Cependant le gouvernement des abstractions ne fait pas que demeurer dans la bulle de son régime d'affections modifiées. II s'efforce, assez logiquement il faut bien le reconnaître, d'y faire entrer les gouvernés eux-mêmes — quel meilleur moyen en effet de s'assurer de la normalisation des gouvernés que de leur faire partager les affections des gouver­nants ? Ainsi, par exemple, la question de la dette publique fait-elle l'objet d'un intense travail de propagande pour la faire entrer dans les affections de la population, là où a priori, radicalement étrangère à toute expérience, elle n'avait aucune chance de s'y établir spontanément. Très significativement, l’activisme passionnel gouvernemental recourt aux mêmes procédés que l'activisme critique. II monte ses machines affectantes à lui — ainsi les compteurs de la dette, comme on a pu en voir aux États-Unis, qui actualisent en temps réel, sur des tableaux à quatorze chiffres, la croissance « folle », ou plutôt rendue affolante, de la dette pour mieux « frapper les esprits » (impressionner les corps).

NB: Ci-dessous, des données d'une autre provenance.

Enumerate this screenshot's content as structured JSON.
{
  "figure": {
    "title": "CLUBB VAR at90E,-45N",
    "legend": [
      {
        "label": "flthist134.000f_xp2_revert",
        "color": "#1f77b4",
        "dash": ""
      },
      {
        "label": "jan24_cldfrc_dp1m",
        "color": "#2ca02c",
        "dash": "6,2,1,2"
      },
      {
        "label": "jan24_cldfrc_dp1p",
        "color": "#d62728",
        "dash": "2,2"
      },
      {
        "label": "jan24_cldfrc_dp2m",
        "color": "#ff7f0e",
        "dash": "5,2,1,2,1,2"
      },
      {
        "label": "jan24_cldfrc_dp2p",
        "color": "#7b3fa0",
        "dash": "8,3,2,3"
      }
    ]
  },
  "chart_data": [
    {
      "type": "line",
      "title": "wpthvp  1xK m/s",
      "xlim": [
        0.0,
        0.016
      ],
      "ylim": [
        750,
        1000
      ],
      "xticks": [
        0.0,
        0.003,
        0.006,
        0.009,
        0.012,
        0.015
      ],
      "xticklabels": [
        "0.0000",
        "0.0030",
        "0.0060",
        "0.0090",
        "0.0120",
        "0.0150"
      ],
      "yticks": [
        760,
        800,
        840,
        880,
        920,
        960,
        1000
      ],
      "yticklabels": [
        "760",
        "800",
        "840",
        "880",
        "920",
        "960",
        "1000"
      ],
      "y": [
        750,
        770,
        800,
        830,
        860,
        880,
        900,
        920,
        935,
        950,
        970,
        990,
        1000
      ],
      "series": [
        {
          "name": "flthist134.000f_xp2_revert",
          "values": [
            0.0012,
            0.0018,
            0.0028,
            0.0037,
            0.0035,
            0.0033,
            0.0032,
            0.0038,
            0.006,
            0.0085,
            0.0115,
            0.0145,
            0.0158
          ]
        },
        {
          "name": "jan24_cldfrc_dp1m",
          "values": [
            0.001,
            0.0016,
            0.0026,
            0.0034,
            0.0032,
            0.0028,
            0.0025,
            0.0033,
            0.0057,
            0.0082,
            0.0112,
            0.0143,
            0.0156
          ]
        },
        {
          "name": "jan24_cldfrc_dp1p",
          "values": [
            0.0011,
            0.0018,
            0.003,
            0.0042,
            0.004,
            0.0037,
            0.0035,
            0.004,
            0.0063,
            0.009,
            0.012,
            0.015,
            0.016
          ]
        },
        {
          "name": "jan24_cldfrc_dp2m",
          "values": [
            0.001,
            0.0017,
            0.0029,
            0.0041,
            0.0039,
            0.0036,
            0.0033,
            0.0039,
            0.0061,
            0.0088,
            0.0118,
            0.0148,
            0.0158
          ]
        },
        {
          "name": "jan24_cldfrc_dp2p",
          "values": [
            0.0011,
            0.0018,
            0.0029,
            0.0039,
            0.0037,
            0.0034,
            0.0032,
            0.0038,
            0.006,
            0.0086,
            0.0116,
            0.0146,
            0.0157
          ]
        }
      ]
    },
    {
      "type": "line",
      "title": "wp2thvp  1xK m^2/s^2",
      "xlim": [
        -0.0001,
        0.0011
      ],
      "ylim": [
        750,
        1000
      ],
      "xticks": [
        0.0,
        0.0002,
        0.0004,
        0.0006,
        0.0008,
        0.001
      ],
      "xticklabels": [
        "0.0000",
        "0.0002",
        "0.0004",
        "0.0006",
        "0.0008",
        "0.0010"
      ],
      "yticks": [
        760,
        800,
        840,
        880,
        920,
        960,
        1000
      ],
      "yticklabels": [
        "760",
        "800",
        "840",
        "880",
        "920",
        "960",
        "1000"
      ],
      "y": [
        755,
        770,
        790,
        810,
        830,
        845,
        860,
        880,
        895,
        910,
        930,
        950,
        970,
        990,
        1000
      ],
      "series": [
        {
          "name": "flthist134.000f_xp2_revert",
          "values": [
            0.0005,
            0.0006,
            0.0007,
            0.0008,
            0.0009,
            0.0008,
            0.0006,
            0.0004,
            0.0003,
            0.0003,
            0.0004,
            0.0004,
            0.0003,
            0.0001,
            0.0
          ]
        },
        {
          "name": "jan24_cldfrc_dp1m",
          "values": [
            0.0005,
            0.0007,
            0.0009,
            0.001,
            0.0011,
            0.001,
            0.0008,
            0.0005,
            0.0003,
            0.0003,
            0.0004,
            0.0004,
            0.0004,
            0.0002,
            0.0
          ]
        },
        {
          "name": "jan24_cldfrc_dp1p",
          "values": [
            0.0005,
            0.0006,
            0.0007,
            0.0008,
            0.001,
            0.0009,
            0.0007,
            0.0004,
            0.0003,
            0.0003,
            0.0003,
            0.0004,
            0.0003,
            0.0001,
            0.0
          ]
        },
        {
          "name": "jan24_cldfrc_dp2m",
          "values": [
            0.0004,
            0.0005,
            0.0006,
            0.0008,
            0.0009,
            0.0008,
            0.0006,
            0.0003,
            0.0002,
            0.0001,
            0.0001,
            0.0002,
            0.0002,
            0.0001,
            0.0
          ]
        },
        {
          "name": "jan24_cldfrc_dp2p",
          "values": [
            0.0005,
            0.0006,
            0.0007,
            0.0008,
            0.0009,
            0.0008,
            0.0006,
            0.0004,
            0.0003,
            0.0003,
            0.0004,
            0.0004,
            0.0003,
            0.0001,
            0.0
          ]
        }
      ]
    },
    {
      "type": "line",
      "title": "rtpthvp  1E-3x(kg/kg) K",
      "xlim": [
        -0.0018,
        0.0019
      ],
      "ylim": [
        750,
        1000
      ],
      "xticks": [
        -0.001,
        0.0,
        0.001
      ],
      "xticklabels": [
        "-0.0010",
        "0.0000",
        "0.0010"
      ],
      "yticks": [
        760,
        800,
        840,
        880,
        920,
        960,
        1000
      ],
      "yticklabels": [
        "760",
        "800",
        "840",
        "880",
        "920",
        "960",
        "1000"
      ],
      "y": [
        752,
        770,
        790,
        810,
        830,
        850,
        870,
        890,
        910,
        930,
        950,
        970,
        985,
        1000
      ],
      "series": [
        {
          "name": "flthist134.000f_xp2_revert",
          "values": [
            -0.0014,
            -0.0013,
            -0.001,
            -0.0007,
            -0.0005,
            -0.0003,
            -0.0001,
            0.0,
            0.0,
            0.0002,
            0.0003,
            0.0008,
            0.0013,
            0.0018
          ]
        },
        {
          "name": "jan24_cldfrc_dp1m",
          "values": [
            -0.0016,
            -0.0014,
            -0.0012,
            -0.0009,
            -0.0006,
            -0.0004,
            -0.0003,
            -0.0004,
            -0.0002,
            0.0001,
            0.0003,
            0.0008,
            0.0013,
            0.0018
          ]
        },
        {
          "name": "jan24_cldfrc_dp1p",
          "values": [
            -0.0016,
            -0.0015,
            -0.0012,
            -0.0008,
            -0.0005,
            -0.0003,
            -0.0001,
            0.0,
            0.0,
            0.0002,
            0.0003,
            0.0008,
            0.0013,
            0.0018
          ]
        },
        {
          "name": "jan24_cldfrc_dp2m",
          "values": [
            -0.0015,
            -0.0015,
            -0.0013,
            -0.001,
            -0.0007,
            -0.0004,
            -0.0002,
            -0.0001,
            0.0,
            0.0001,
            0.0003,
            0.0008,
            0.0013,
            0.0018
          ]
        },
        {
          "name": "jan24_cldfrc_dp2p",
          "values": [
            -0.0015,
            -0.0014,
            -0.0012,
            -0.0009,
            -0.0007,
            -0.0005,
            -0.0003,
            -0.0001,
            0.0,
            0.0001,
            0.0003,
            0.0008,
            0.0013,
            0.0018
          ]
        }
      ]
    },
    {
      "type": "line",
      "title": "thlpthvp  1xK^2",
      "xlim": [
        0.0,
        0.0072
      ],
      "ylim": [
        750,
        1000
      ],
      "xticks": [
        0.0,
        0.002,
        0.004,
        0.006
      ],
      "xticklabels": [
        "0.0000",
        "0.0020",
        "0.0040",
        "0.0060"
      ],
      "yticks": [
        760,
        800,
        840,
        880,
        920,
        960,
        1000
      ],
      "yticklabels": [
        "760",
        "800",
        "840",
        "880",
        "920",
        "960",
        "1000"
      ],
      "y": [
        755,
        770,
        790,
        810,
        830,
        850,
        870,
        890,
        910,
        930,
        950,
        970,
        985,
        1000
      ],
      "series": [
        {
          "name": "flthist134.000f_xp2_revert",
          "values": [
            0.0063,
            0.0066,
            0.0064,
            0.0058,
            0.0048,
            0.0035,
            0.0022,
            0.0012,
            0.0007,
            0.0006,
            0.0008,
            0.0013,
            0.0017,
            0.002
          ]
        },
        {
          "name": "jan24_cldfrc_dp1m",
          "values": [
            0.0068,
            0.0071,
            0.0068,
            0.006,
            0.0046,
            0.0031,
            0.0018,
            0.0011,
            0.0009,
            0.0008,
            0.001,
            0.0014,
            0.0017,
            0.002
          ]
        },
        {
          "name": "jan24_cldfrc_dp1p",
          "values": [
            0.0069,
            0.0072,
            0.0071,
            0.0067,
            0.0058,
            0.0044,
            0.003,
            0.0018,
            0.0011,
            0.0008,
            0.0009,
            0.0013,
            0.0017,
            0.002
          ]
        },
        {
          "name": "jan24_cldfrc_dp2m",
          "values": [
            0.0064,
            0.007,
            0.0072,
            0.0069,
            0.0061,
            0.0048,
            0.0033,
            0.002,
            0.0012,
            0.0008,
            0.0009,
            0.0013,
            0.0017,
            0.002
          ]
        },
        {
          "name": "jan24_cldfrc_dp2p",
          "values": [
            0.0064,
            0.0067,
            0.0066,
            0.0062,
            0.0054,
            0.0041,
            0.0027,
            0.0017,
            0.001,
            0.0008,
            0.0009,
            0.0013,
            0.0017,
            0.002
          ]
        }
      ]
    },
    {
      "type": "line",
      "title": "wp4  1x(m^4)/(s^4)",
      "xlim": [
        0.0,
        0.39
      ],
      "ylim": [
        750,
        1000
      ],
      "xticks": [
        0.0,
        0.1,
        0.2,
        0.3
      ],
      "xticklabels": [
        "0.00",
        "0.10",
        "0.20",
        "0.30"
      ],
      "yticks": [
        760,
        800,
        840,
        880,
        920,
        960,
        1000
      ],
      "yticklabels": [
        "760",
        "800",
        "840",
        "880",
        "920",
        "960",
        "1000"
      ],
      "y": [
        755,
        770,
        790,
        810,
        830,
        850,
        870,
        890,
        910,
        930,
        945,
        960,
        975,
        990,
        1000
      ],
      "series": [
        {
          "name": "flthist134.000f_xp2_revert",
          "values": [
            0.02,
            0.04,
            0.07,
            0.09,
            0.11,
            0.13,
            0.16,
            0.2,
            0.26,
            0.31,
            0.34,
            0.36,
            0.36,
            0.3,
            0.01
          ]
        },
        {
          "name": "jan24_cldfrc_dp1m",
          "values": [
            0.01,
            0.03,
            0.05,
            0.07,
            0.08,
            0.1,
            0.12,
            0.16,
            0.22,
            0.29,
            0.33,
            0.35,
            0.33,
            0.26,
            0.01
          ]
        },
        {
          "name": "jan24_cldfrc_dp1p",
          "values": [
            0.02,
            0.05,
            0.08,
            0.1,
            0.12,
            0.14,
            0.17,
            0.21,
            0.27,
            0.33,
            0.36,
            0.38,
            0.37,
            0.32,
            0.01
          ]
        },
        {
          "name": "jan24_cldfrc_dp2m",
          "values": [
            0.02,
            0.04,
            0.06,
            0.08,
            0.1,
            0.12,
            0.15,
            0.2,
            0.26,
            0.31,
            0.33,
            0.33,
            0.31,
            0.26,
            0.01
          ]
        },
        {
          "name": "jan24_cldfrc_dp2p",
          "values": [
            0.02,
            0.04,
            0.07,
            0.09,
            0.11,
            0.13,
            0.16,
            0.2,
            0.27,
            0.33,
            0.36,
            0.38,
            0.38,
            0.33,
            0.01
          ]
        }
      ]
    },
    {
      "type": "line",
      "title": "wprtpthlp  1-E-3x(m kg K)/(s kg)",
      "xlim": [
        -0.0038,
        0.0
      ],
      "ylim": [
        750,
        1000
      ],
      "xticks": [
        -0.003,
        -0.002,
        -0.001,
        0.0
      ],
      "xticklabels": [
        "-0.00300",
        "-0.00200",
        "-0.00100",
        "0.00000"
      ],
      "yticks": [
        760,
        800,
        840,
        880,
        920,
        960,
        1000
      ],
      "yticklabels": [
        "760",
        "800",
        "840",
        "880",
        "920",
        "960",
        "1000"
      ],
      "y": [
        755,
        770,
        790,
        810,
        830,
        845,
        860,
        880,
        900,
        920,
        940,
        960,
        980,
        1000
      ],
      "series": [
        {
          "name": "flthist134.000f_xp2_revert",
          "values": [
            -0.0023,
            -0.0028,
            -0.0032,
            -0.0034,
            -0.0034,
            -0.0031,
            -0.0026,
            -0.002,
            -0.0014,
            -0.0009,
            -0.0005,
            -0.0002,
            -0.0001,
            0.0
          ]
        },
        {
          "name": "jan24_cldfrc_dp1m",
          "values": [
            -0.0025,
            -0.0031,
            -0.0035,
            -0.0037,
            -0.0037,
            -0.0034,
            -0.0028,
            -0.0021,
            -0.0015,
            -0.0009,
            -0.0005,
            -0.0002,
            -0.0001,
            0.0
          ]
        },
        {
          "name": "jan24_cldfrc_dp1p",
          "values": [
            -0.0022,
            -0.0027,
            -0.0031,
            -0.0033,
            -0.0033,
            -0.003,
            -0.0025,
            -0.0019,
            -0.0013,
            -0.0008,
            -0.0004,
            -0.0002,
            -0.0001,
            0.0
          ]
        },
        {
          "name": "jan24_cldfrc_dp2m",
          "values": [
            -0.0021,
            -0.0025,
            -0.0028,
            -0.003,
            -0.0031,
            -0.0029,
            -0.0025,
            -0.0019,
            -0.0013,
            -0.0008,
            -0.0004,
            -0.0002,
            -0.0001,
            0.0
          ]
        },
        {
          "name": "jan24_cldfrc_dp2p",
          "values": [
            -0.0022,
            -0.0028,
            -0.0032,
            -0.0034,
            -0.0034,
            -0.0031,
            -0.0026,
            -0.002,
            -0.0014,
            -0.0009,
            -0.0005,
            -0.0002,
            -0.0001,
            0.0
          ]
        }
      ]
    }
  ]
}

Quand il ne s'adonne pas à ce genre de mise en scène, il mobilise tout ce qu'il peut d'autorités sociales, c'est-à-dire de porteurs de capital symbolique : économistes, universitaires, tous revêtus de leurs titres d'expert et commis à la « pédagogie de la dette ». Et les doctes tournent en boucle sur tous les médias, ajoutant à la puissance de la méta-machine affectante celle de leur autorité sociale : l'autorité de l'université, l'autorité de la « compétence » certifiée, l'autorité de la « science » même puisque les économistes n'hésitent pas à se prévaloir de la science. Là aussi, l'opération fonctionne au mimétisme des affects, amplifiés par les affects préexistants de l'autorité reconnue : si cet homme, revêtu des titres les plus indis­cutables de la compétence, paraît à la télé en montrant ce visage alarmé lorsqu'il parle de la dette, comment ne propa­gerait-il pas l'alarme ? — ne serais-je pas alarmé si un séismo­logue aux traits tirés d'angoisse m'annonçait que la terre est sur le point de s'ouvrir sous nos pieds ? Paraissant préoc­cupés, ils nous préoccupent à notre tour.